Bulaşın önüne geçilmesi için sosyal mesafenin korunması gerektiğini belirten Tükek, "Restoranlar berberler çok yakın temas olan yerler. Sosyal mesafeyi koruyamadığımız yerler bir kişi enfekte olsa hepsi enfekte olur. Taziyeler de yasaklanmalı. Biz gördük ki birçok virüsün yayılma sebebi taziyeler. Ülkemizde virüsün en fazla bulaşma nedenlerinden bir tanesi hem ev taziyeleri ev gezmeleri. Eğitim çok önemli, kritik bir konu. Çocuk sonuçta maskeyi çıkartabilir. Enfeksiyon kaptığında evdeki insanları enfekte edebilir. Salgının pik yaptığı dönemlerde çok riskli. Bizim hep birlikte bu tedbirlere uyup kendi şehrimizi maviye çevirmemiz lazım. Virüsün mutasyona uğrama ihtimalinin azaltılması gerekiyor. Ancak o şekilde rahata erebiliriz. Gelişmiş ülkeler kendi vatandaşlarını korumak adına bütün aşıya sahip çıkıyorlar. Ama bunun bir çözüm olmadığını görecekler. Afrika gibi veya daha az gelişmiş bölgeler aşılanmadığı takdirde bu virüsü ortadan kaldırmak mümkün değil. Oradan tekrar size gelir. Özellikle hafta sonu yasakları hakkıyla uygulansın bu bile ateşi söndürebilir. Hava ısınıyor şimdi takmak da zorlaştı ama maskeli kişiler korunuyor. Her seferinde biz diken üzerindeyiz. Sürekli yeni ekipler kuruyoruz. Kısıtlılık olduğu zaman seviniyoruz en azından iş yükümüz biraz azalacak diye. Aşılama da iyi gidiyor şu an hazirana kadar da aşılamanın büyük çoğunluğu bitirilirse inşallah yazı daha rahat geçireceğiz diye düşünüyoruz” dedi.
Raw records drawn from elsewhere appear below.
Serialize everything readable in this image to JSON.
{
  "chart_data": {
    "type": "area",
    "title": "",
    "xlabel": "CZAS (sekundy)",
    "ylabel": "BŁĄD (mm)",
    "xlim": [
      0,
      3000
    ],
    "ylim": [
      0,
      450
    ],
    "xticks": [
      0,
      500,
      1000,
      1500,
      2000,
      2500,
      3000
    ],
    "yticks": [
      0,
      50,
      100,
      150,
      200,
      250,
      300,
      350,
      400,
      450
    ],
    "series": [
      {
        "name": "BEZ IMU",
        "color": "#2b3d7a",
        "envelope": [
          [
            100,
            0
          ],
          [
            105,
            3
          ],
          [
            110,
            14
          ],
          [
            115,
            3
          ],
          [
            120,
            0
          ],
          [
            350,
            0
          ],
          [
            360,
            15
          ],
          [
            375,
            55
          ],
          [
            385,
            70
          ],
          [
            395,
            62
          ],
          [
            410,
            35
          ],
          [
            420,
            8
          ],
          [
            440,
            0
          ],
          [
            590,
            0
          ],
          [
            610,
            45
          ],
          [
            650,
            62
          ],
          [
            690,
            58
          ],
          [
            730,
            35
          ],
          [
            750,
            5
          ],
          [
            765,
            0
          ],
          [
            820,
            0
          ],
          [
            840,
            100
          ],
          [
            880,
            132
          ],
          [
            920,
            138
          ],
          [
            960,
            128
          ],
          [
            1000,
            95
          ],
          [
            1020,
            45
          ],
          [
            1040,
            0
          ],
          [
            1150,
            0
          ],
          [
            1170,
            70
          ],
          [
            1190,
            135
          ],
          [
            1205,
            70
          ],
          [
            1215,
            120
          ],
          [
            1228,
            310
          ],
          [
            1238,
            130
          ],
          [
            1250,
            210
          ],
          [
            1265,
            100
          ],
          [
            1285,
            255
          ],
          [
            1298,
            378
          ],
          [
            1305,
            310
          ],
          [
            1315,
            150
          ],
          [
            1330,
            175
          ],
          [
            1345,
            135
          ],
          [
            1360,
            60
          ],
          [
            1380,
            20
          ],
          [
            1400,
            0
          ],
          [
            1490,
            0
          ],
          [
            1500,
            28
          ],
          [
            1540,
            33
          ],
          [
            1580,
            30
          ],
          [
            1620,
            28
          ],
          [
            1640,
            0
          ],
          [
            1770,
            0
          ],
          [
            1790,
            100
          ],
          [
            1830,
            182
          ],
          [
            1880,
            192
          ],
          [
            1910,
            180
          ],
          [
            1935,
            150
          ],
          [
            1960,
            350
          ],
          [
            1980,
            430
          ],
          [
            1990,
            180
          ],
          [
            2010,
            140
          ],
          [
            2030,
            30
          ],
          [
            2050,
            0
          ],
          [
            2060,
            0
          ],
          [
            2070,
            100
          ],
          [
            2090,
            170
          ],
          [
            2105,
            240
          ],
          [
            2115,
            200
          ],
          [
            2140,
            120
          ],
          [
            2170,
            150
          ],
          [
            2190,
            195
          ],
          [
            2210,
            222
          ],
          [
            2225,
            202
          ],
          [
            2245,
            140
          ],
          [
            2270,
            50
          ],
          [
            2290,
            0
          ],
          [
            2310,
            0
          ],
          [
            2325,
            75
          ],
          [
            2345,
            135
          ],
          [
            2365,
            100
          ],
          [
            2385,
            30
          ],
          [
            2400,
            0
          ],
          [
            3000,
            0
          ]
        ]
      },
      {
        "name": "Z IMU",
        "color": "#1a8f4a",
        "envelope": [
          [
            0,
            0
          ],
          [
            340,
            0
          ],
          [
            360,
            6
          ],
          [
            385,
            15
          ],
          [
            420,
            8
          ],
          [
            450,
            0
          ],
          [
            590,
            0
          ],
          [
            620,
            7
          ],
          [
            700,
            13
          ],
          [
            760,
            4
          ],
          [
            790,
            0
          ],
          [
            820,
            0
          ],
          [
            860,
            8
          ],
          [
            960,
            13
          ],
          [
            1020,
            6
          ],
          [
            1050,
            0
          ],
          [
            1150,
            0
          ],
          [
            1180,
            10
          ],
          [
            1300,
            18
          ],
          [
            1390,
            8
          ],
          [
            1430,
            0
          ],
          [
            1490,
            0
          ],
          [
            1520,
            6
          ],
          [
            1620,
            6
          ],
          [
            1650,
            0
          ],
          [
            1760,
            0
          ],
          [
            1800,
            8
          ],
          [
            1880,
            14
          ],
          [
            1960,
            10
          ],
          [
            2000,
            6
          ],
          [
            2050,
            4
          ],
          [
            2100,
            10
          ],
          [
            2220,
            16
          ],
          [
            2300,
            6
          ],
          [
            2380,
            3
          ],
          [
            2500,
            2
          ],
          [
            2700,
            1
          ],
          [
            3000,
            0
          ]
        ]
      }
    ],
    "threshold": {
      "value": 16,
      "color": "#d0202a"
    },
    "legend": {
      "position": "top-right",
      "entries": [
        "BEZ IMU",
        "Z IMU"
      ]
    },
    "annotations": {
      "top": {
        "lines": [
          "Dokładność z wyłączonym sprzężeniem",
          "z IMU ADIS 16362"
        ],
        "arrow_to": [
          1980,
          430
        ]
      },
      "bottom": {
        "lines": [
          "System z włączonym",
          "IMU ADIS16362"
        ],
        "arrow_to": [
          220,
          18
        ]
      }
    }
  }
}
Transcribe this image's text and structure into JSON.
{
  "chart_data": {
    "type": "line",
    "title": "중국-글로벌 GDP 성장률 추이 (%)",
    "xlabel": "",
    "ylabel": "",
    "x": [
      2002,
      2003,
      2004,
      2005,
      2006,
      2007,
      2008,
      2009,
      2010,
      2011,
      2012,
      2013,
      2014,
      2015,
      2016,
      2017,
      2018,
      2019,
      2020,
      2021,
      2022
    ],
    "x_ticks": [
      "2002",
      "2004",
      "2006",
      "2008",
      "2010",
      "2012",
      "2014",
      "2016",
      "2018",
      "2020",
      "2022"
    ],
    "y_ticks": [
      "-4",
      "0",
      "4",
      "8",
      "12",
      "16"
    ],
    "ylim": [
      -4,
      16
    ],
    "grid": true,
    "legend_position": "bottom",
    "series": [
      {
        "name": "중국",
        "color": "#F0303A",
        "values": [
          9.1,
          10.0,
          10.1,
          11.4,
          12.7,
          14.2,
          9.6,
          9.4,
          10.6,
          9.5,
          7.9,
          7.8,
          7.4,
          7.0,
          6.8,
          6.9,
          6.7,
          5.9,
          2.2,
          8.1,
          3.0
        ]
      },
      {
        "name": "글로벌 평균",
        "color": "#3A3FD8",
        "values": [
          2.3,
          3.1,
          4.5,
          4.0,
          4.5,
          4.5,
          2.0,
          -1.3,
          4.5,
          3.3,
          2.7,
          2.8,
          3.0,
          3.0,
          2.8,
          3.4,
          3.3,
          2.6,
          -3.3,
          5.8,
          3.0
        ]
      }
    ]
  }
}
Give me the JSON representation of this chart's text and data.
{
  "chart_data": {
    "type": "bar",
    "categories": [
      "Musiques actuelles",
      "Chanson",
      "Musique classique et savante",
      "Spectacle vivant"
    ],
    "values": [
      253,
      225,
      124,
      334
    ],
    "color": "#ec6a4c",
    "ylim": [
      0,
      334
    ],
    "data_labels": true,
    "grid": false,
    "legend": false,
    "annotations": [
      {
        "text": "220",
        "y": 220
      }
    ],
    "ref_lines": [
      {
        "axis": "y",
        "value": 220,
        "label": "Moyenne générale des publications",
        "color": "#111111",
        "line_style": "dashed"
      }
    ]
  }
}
“Çapa olarak büyük yara aldık”
İstanbul Tıp Fakültesinde korona virüsten kaybedilen sağlık çalışanlarının sayısına ilişkin konuşan Tükek, “Sayı tam net değil ama 1 Nisan’da geçen sene Cemil Taşcıoğlu’nu kaybetmiştik. Ondan sonra da yine hocalardan baya bir kaybımız oldu. Çapa olarak büyük yara aldık” ifadelerini kullandı.